شماره ركورد كنفرانس :
5448
عنوان مقاله :
Enhancing Lung Cancer Diagnosis Accuracy through Autoencoder-Based Reconstruction of Computed Tomography (CT) Lung Images
پديدآورندگان :
Pirian Mohammad Amin mohammadaminpirian@modares.ac.ir Masters Student of Industrial Engineering, Tarbiat Modares University , Heidari Iman Masters Student of Industrial Engineering, Tarbiat Modares University , Khatibi Toktam toktam.khatibi@modares.ac.ir Faculty of Industrial and Systems Engineering, Tarbiat Modares University , Sepehri Mohammad Mehdi mehdi.sepehri@modares.ac.ir Faculty of Industrial and Systems Engineering, Tarbiat Modares University
كليدواژه :
Deep Learning , Autoencoder , Computed tomography images reconstruction , Image quality enhancement
عنوان كنفرانس :
نهمين كنفرانس بين المللي مهندسي صنايع و سيستمها
چكيده فارسي :
Lung cancer is a major global cause of cancer-related deaths, emphasizing the importance of early detection through chest imaging. Accurate reconstruction of computed tomography (CT) lung images plays a crucial role in the diagnosis and treatment planning of lung cancer patients. However, noise present in CT images poses a significant challenge, hindering the precise interpretation of internal tissue structures. Low-dose CT, with reduced radiation risks compared to conventional-dose CT, has gained popularity. Nonetheless, the noise inherent in these images compromises their quality, potentially impacting diagnostic performance. Denoising autoencoder models, and unsupervised deep learning algorithms, offer a promising solution.
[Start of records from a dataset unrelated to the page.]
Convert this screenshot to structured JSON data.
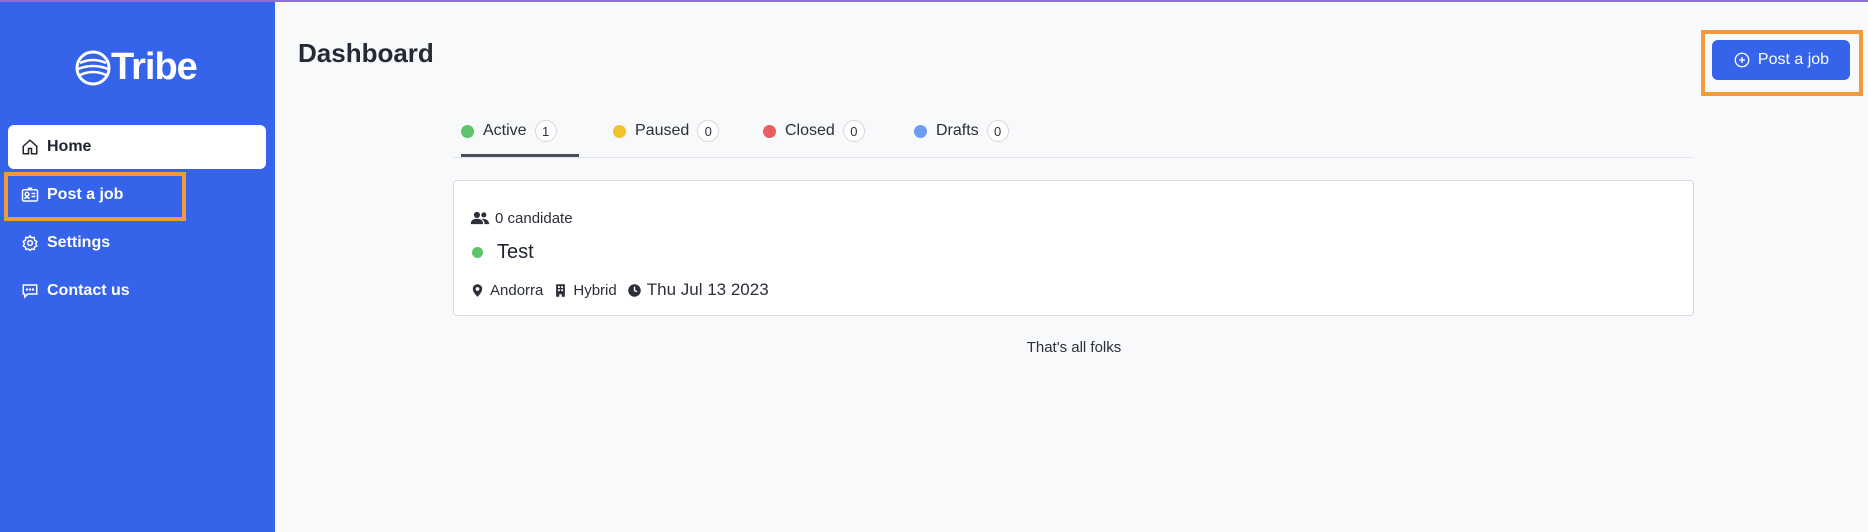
{
  "brand": {
    "name": "Tribe"
  },
  "sidebar": {
    "items": [
      {
        "label": "Home",
        "icon": "home-icon",
        "active": true
      },
      {
        "label": "Post a job",
        "icon": "id-card-icon",
        "active": false
      },
      {
        "label": "Settings",
        "icon": "gear-icon",
        "active": false
      },
      {
        "label": "Contact us",
        "icon": "chat-icon",
        "active": false
      }
    ]
  },
  "header": {
    "title": "Dashboard",
    "post_button_label": "Post a job"
  },
  "tabs": [
    {
      "label": "Active",
      "count": "1",
      "color": "#5cc569"
    },
    {
      "label": "Paused",
      "count": "0",
      "color": "#f2c12e"
    },
    {
      "label": "Closed",
      "count": "0",
      "color": "#ec5d5d"
    },
    {
      "label": "Drafts",
      "count": "0",
      "color": "#6e9cf0"
    }
  ],
  "job": {
    "candidates": "0 candidate",
    "title": "Test",
    "status_color": "#5cc569",
    "location": "Andorra",
    "workplace": "Hybrid",
    "date": "Thu Jul 13 2023"
  },
  "footer_note": "That's all folks",
  "colors": {
    "accent": "#3563e9",
    "highlight": "#f29a3a"
  }
}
By reconstructing clean inputs from corrupted ones, the hidden layers of the autoencoder capture robust features. In this study, a dataset of CT images from patients suspected of lung cancer was categorized into four disease groups, aiming to evaluate and compare different autoencoder models in terms of noise reduction and other evaluation criteria. The results demonstrated that all the designed autoencoder models effectively reduced noise in CT images, improving overall image quality. Notably, semi-supervised autoencoder models exhibited superior performance, preserving fine details and enhancing diagnostic information. This research highlights the potential of autoencoder models in improving the accuracy of lung cancer diagnosis by reconstructing CT lung images, emphasizing the importance of noise reduction techniques in enhancing image quality and diagnostic performance, with the semi-supervised approach showing particular promise in preserving critical details.